Suara berat itu terdengar beriringan dengan pintu kamar yang terbuka dan menampilkan sosok tampan dengan wajah polos menenangkan berkaus putih—yang kemudian berjalan masuk.

Airin menahan napasnya sejenak, matanya sudah berkilap hampir mengeluarkan air mata, namun ia segera mengusak matanya dan beranjak bangkit dari ranjangnya. Matanya yang sayu memandang Wira yang tampak mengerutkan dahinya.

“Kamu kenapa? Kok pucat begitu? Kamu sakit?”

Air muka Wira terlihat khawatir saat melihat Airin yang wajahnya tampak pucat dan matanya memerah. Airin tidak merespon apapun saat itu, dia membeku saat melihat Wira yang masih menatapnya.

“Kamu lapar? Ayo saya buatin kamu makanan ya? Atau mau saya beli makan keluar? Kita pesan makan saja ya?”

Airin mulai mendekat dan menggeleng. “Gak mau.”

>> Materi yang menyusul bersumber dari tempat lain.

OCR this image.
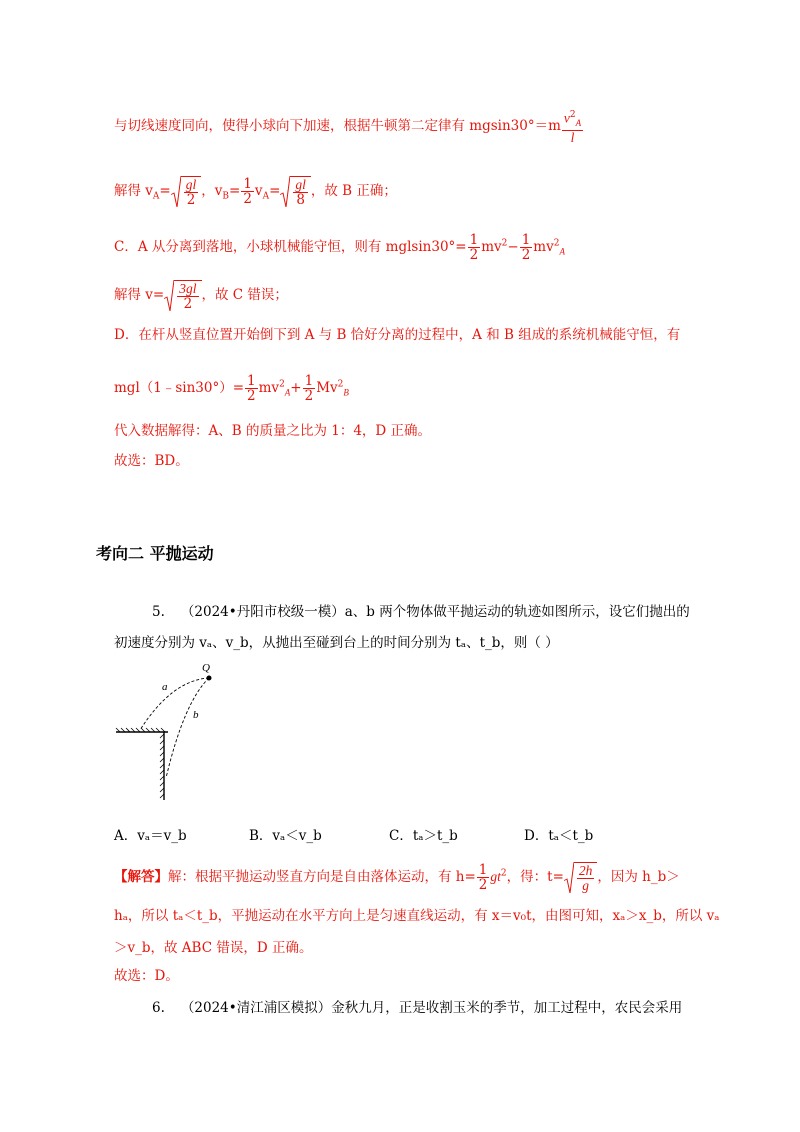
与切线速度同向，使得小球向下加速，根据牛顿第二定律有 $mgsin30^\circ=m \frac{v^2_A}{l}$
解得 $v_A= \frac{gl}{2}$ ，$v_B= \frac{1}{2} v_A= \frac{gl}{8}$ ，故 B 正确；
C．A 从分离到落地，小球机械能守恒，则有 $mglsin30^\circ= \frac{1}{2} mv^2- \frac{1}{2} mv^2_A$
解得 $v= \frac{3gl}{2}$ ，故 C 错误；
D．在杆从竖直位置开始倒下到 A 与 B 恰好分离的过程中，A 和 B 组成的系统机械能守恒，有
mgl（1﹣sin30°）= $\frac{1}{2} mv^2_A+ \frac{1}{2} Mv^2_B$
代入数据解得：A、B 的质量之比为 1：4，D 正确。
故选：BD。
考向二 平抛运动
5. （2024•丹阳市校级一模）a、b 两个物体做平抛运动的轨迹如图所示，设它们抛出的
初速度分别为 vₐ、v_b，从抛出至碰到台上的时间分别为 tₐ、t_b，则（ ）
Q
a
b
A．vₐ＝v_b	B．vₐ＜v_b	C．tₐ＞t_b	D．tₐ＜t_b
【解答】解：根据平抛运动竖直方向是自由落体运动，有 $h= \frac{1}{2} gt^2$，得：$t= \frac{2h}{g}$ ，因为 h_b＞
hₐ，所以 tₐ＜t_b，平抛运动在水平方向上是匀速直线运动，有 x＝v₀t，由图可知，xₐ＞x_b，所以 vₐ
＞v_b，故 ABC 错误，D 正确。
故选：D。
6. （2024•清江浦区模拟）金秋九月，正是收割玉米的季节，加工过程中，农民会采用
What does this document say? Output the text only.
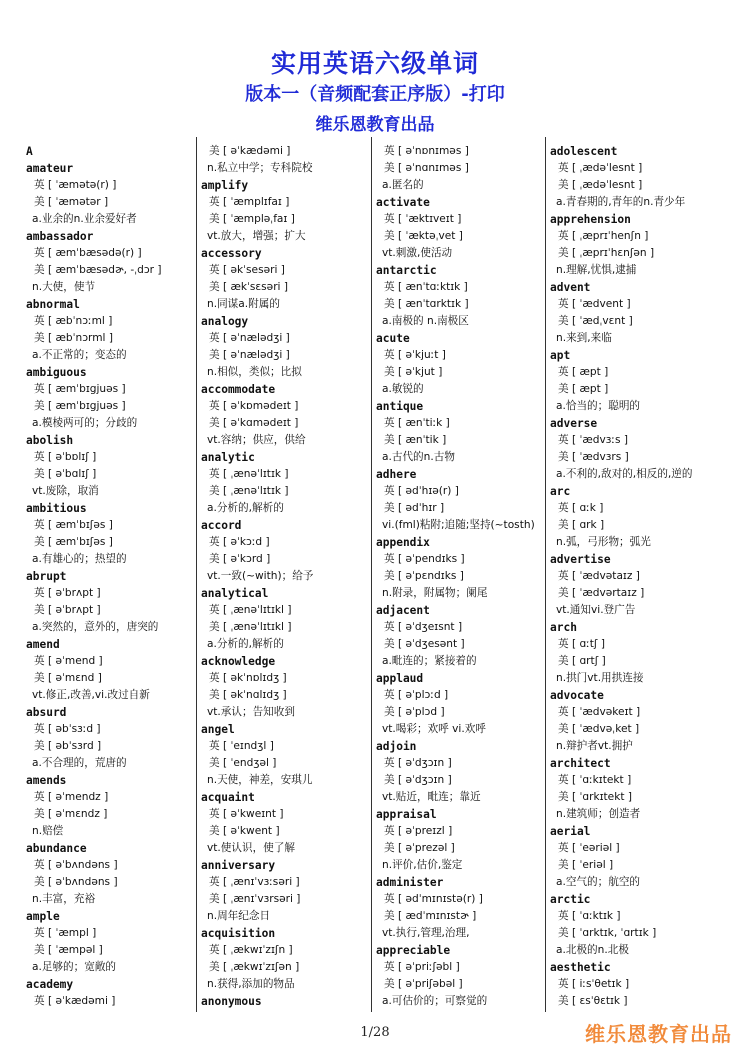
实用英语六级单词
版本一（音频配套正序版）-打印
维乐恩教育出品
A
amateur
英 [ ˈæmətə(r) ]
美 [ ˈæmətər ]
a.业余的n.业余爱好者
ambassador
英 [ æmˈbæsədə(r) ]
美 [ æmˈbæsədɚ, -ˌdɔr ]
n.大使，使节
abnormal
英 [ æbˈnɔːml ]
美 [ æbˈnɔrml ]
a.不正常的；变态的
ambiguous
英 [ æmˈbɪgjuəs ]
美 [ æmˈbɪgjuəs ]
a.模棱两可的；分歧的
abolish
英 [ əˈbɒlɪʃ ]
美 [ əˈbɑlɪʃ ]
vt.废除，取消
ambitious
英 [ æmˈbɪʃəs ]
美 [ æmˈbɪʃəs ]
a.有雄心的；热望的
abrupt
英 [ əˈbrʌpt ]
美 [ əˈbrʌpt ]
a.突然的，意外的，唐突的
amend
英 [ əˈmend ]
美 [ əˈmɛnd ]
vt.修正,改善,vi.改过自新
absurd
英 [ əbˈsɜːd ]
美 [ əbˈsɜrd ]
a.不合理的，荒唐的
amends
英 [ əˈmendz ]
美 [ əˈmɛndz ]
n.赔偿
abundance
英 [ əˈbʌndəns ]
美 [ əˈbʌndəns ]
n.丰富，充裕
ample
英 [ ˈæmpl ]
美 [ ˈæmpəl ]
a.足够的；宽敞的
academy
英 [ əˈkædəmi ]
美 [ əˈkædəmi ]
n.私立中学；专科院校
amplify
英 [ ˈæmplɪfaɪ ]
美 [ ˈæmpləˌfaɪ ]
vt.放大，增强；扩大
accessory
英 [ əkˈsesəri ]
美 [ ækˈsɛsəri ]
n.同谋a.附属的
analogy
英 [ əˈnælədʒi ]
美 [ əˈnælədʒi ]
n.相似，类似；比拟
accommodate
英 [ əˈkɒmədeɪt ]
美 [ əˈkɑmədeɪt ]
vt.容纳；供应，供给
analytic
英 [ ˌænəˈlɪtɪk ]
美 [ ˌænəˈlɪtɪk ]
a.分析的,解析的
accord
英 [ əˈkɔːd ]
美 [ əˈkɔrd ]
vt.一致(~with)；给予
analytical
英 [ ˌænəˈlɪtɪkl ]
美 [ ˌænəˈlɪtɪkl ]
a.分析的,解析的
acknowledge
英 [ əkˈnɒlɪdʒ ]
美 [ əkˈnɑlɪdʒ ]
vt.承认；告知收到
angel
英 [ ˈeɪndʒl ]
美 [ ˈendʒəl ]
n.天使，神差，安琪儿
acquaint
英 [ əˈkweɪnt ]
美 [ əˈkwent ]
vt.使认识，使了解
anniversary
英 [ ˌænɪˈvɜːsəri ]
美 [ ˌænɪˈvɜrsəri ]
n.周年纪念日
acquisition
英 [ ˌækwɪˈzɪʃn ]
美 [ ˌækwɪˈzɪʃən ]
n.获得,添加的物品
anonymous
英 [ əˈnɒnɪməs ]
美 [ əˈnɑnɪməs ]
a.匿名的
activate
英 [ ˈæktɪveɪt ]
美 [ ˈæktəˌvet ]
vt.刺激,使活动
antarctic
英 [ ænˈtɑːktɪk ]
美 [ ænˈtɑrktɪk ]
a.南极的 n.南极区
acute
英 [ əˈkjuːt ]
美 [ əˈkjut ]
a.敏锐的
antique
英 [ ænˈtiːk ]
美 [ ænˈtik ]
a.古代的n.古物
adhere
英 [ ədˈhɪə(r) ]
美 [ ədˈhɪr ]
vi.(fml)粘附;追随;坚持(~tosth)
appendix
英 [ əˈpendɪks ]
美 [ əˈpɛndɪks ]
n.附录，附属物；阑尾
adjacent
英 [ əˈdʒeɪsnt ]
美 [ əˈdʒesənt ]
a.毗连的；紧接着的
applaud
英 [ əˈplɔːd ]
美 [ əˈplɔd ]
vt.喝彩；欢呼 vi.欢呼
adjoin
英 [ əˈdʒɔɪn ]
美 [ əˈdʒɔɪn ]
vt.贴近，毗连；靠近
appraisal
英 [ əˈpreɪzl ]
美 [ əˈprezəl ]
n.评价,估价,鉴定
administer
英 [ ədˈmɪnɪstə(r) ]
美 [ ædˈmɪnɪstɚ ]
vt.执行,管理,治理,
appreciable
英 [ əˈpriːʃəbl ]
美 [ əˈpriʃəbəl ]
a.可估价的；可察觉的
adolescent
英 [ ˌædəˈlesnt ]
美 [ ˌædəˈlesnt ]
a.青春期的,青年的n.青少年
apprehension
英 [ ˌæprɪˈhenʃn ]
美 [ ˌæprɪˈhɛnʃən ]
n.理解,忧惧,逮捕
advent
英 [ ˈædvent ]
美 [ ˈædˌvɛnt ]
n.来到,来临
apt
英 [ æpt ]
美 [ æpt ]
a.恰当的；聪明的
adverse
英 [ ˈædvɜːs ]
美 [ ˈædvɜrs ]
a.不利的,敌对的,相反的,逆的
arc
英 [ ɑːk ]
美 [ ɑrk ]
n.弧，弓形物；弧光
advertise
英 [ ˈædvətaɪz ]
美 [ ˈædvərtaɪz ]
vt.通知vi.登广告
arch
英 [ ɑːtʃ ]
美 [ ɑrtʃ ]
n.拱门vt.用拱连接
advocate
英 [ ˈædvəkeɪt ]
美 [ ˈædvəˌket ]
n.辩护者vt.拥护
architect
英 [ ˈɑːkɪtekt ]
美 [ ˈɑrkɪtekt ]
n.建筑师；创造者
aerial
英 [ ˈeəriəl ]
美 [ ˈeriəl ]
a.空气的；航空的
arctic
英 [ ˈɑːktɪk ]
美 [ ˈɑrktɪk, ˈɑrtɪk ]
a.北极的n.北极
aesthetic
英 [ iːsˈθetɪk ]
美 [ ɛsˈθɛtɪk ]
1/28	维乐恩教育出品
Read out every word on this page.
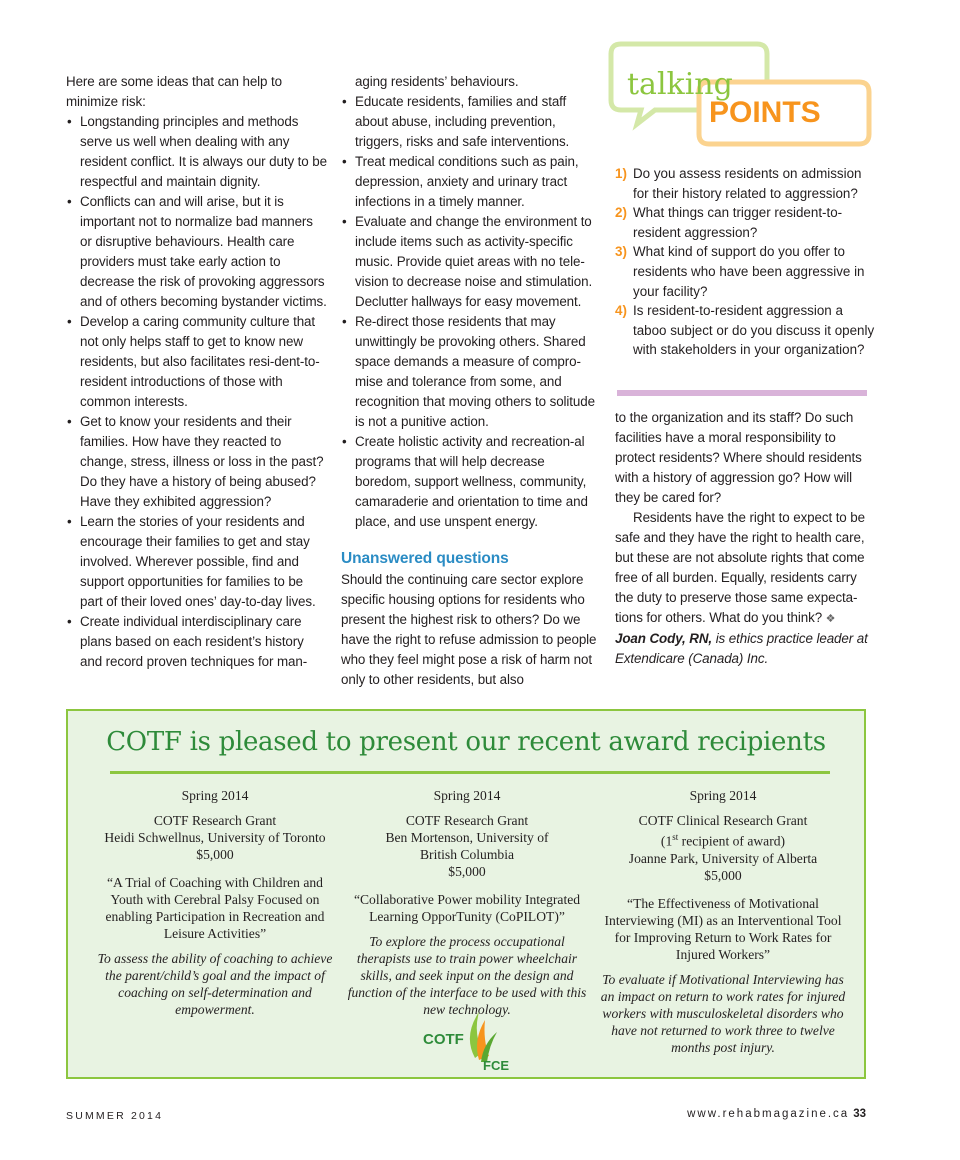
Here are some ideas that can help to minimize risk:

• Longstanding principles and methods serve us well when dealing with any resident conflict. It is always our duty to be respectful and maintain dignity.
• Conflicts can and will arise, but it is important not to normalize bad manners or disruptive behaviours. Health care providers must take early action to decrease the risk of provoking aggressors and of others becoming bystander victims.
• Develop a caring community culture that not only helps staff to get to know new residents, but also facilitates resi-dent-to-resident introductions of those with common interests.
• Get to know your residents and their families. How have they reacted to change, stress, illness or loss in the past? Do they have a history of being abused? Have they exhibited aggression?
• Learn the stories of your residents and encourage their families to get and stay involved. Wherever possible, find and support opportunities for families to be part of their loved ones’ day-to-day lives.
• Create individual interdisciplinary care plans based on each resident’s history and record proven techniques for man-

aging residents’ behaviours.

• Educate residents, families and staff about abuse, including prevention, triggers, risks and safe interventions.
• Treat medical conditions such as pain, depression, anxiety and urinary tract infections in a timely manner.
• Evaluate and change the environment to include items such as activity-specific music. Provide quiet areas with no tele-vision to decrease noise and stimulation. Declutter hallways for easy movement.
• Re-direct those residents that may unwittingly be provoking others. Shared space demands a measure of compro-mise and tolerance from some, and recognition that moving others to solitude is not a punitive action.
• Create holistic activity and recreation-al programs that will help decrease boredom, support wellness, community, camaraderie and orientation to time and place, and use unspent energy.
Unanswered questions

Should the continuing care sector explore specific housing options for residents who present the highest risk to others? Do we have the right to refuse admission to people who they feel might pose a risk of harm not only to other residents, but also

talking
POINTS
1) Do you assess residents on admission for their history related to aggression?
2) What things can trigger resident-to-resident aggression?
3) What kind of support do you offer to residents who have been aggressive in your facility?
4) Is resident-to-resident aggression a taboo subject or do you discuss it openly with stakeholders in your organization?

to the organization and its staff? Do such facilities have a moral responsibility to protect residents? Where should residents with a history of aggression go? How will they be cared for?

Residents have the right to expect to be safe and they have the right to health care, but these are not absolute rights that come free of all burden. Equally, residents carry the duty to preserve those same expecta-tions for others. What do you think? ❖

Joan Cody, RN, is ethics practice leader at Extendicare (Canada) Inc.

COTF is pleased to present our recent award recipients

Spring 2014

COTF Research Grant

Heidi Schwellnus, University of Toronto

$5,000

“A Trial of Coaching with Children and Youth with Cerebral Palsy Focused on enabling Participation in Recreation and Leisure Activities”

To assess the ability of coaching to achieve the parent/child’s goal and the impact of coaching on self-determination and empowerment.

Spring 2014

COTF Research Grant

Ben Mortenson, University of British Columbia

$5,000

“Collaborative Power mobility Integrated Learning OpporTunity (CoPILOT)”

To explore the process occupational therapists use to train power wheelchair skills, and seek input on the design and function of the interface to be used with this new technology.

Spring 2014

COTF Clinical Research Grant

(1st recipient of award)

Joanne Park, University of Alberta

$5,000

“The Effectiveness of Motivational Interviewing (MI) as an Interventional Tool for Improving Return to Work Rates for Injured Workers”

To evaluate if Motivational Interviewing has an impact on return to work rates for injured workers with musculoskeletal disorders who have not returned to work three to twelve months post injury.

COTF
FCE
SUMMER 2014	www.rehabmagazine.ca 33
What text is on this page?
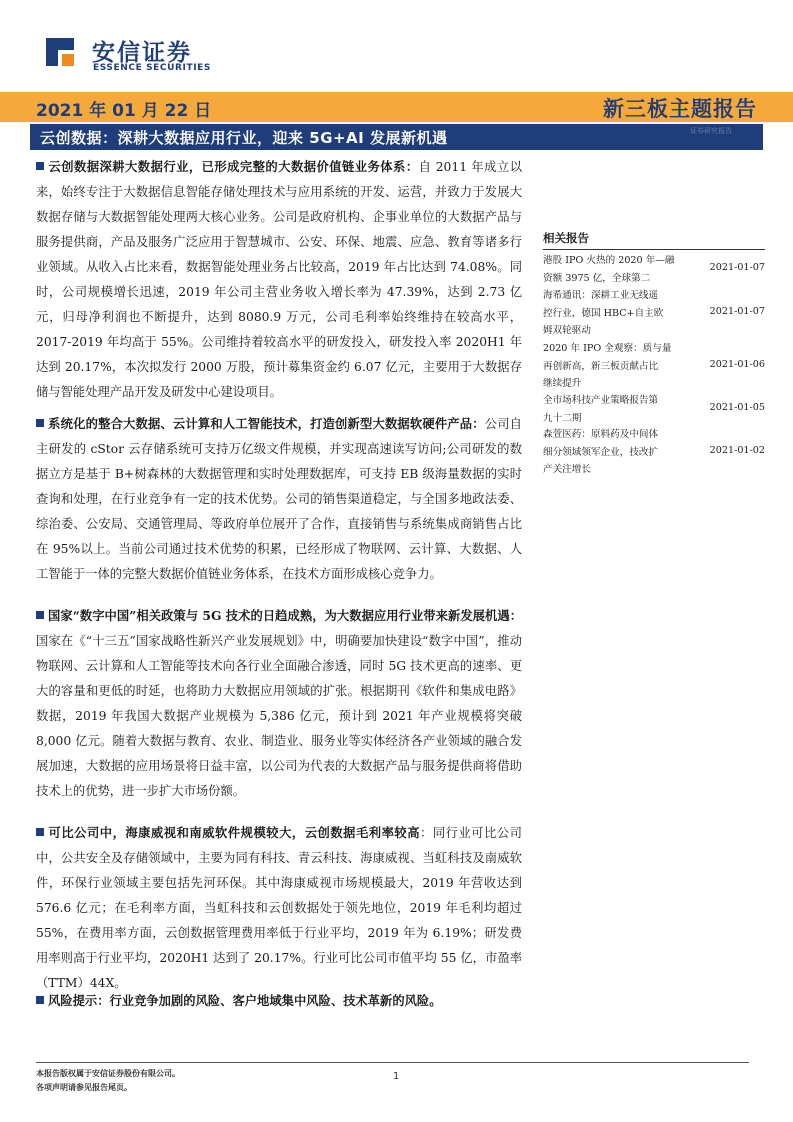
安信证券
ESSENCE SECURITIES
2021 年 01 月 22 日	新三板主题报告
云创数据：深耕大数据应用行业，迎来 5G+AI 发展新机遇	证券研究报告

云创数据深耕大数据行业，已形成完整的大数据价值链业务体系：自 2011 年成立以来，始终专注于大数据信息智能存储处理技术与应用系统的开发、运营，并致力于发展大数据存储与大数据智能处理两大核心业务。公司是政府机构、企事业单位的大数据产品与服务提供商，产品及服务广泛应用于智慧城市、公安、环保、地震、应急、教育等诸多行业领域。从收入占比来看，数据智能处理业务占比较高，2019 年占比达到 74.08%。同时，公司规模增长迅速，2019 年公司主营业务收入增长率为 47.39%，达到 2.73 亿元，归母净利润也不断提升，达到 8080.9 万元，公司毛利率始终维持在较高水平，2017-2019 年均高于 55%。公司维持着较高水平的研发投入，研发投入率 2020H1 年达到 20.17%，本次拟发行 2000 万股，预计募集资金约 6.07 亿元，主要用于大数据存储与智能处理产品开发及研发中心建设项目。

系统化的整合大数据、云计算和人工智能技术，打造创新型大数据软硬件产品：公司自主研发的 cStor 云存储系统可支持万亿级文件规模，并实现高速读写访问;公司研发的数据立方是基于 B+树森林的大数据管理和实时处理数据库，可支持 EB 级海量数据的实时查询和处理，在行业竞争有一定的技术优势。公司的销售渠道稳定，与全国多地政法委、综治委、公安局、交通管理局、等政府单位展开了合作，直接销售与系统集成商销售占比在 95%以上。当前公司通过技术优势的积累，已经形成了物联网、云计算、大数据、人工智能于一体的完整大数据价值链业务体系，在技术方面形成核心竞争力。

国家“数字中国”相关政策与 5G 技术的日趋成熟，为大数据应用行业带来新发展机遇：国家在《“十三五”国家战略性新兴产业发展规划》中，明确要加快建设“数字中国”，推动物联网、云计算和人工智能等技术向各行业全面融合渗透，同时 5G 技术更高的速率、更大的容量和更低的时延，也将助力大数据应用领域的扩张。根据期刊《软件和集成电路》数据，2019 年我国大数据产业规模为 5,386 亿元，预计到 2021 年产业规模将突破 8,000 亿元。随着大数据与教育、农业、制造业、服务业等实体经济各产业领域的融合发展加速，大数据的应用场景将日益丰富，以公司为代表的大数据产品与服务提供商将借助技术上的优势，进一步扩大市场份额。

可比公司中，海康威视和南威软件规模较大，云创数据毛利率较高：同行业可比公司中，公共安全及存储领域中，主要为同有科技、青云科技、海康威视、当虹科技及南威软件，环保行业领域主要包括先河环保。其中海康威视市场规模最大，2019 年营收达到 576.6 亿元；在毛利率方面，当虹科技和云创数据处于领先地位，2019 年毛利均超过 55%，在费用率方面，云创数据管理费用率低于行业平均，2019 年为 6.19%；研发费用率则高于行业平均，2020H1 达到了 20.17%。行业可比公司市值平均 55 亿，市盈率（TTM）44X。

风险提示：行业竞争加剧的风险、客户地域集中风险、技术革新的风险。

相关报告
港股 IPO 火热的 2020 年—融
资额 3975 亿，全球第二
2021-01-07
海希通讯：深耕工业无线遥
控行业，德国 HBC+自主欧
姆双轮驱动
2021-01-07
2020 年 IPO 全观察：质与量
再创新高，新三板贡献占比
继续提升
2021-01-06
全市场科技产业策略报告第
九十二期
2021-01-05
森萱医药：原料药及中间体
细分领域领军企业，技改扩
产关注增长
2021-01-02
本报告版权属于安信证券股份有限公司。
各项声明请参见报告尾页。
1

“Kamu mau apa? Mau susu atau kue? Ada banyak makanan kok yang kemarin saya beli.”

“Gue gak mau makan.”

“Lalu mau apa?”

Tatapan Airin begitu tajam dengan wajahnya yang tampak serius saat ia memandang lelaki di depannya itu, ia semakin mendekat pada Wira, membuat lelaki itu mulai gelisah dan mencoba mengontrol napasnya yang berderu.

Jarak tidak lagi memisahkan mereka berdua yang bisa saling merasakan hangat napas masing-masing yang bersahutan dengan menggebu.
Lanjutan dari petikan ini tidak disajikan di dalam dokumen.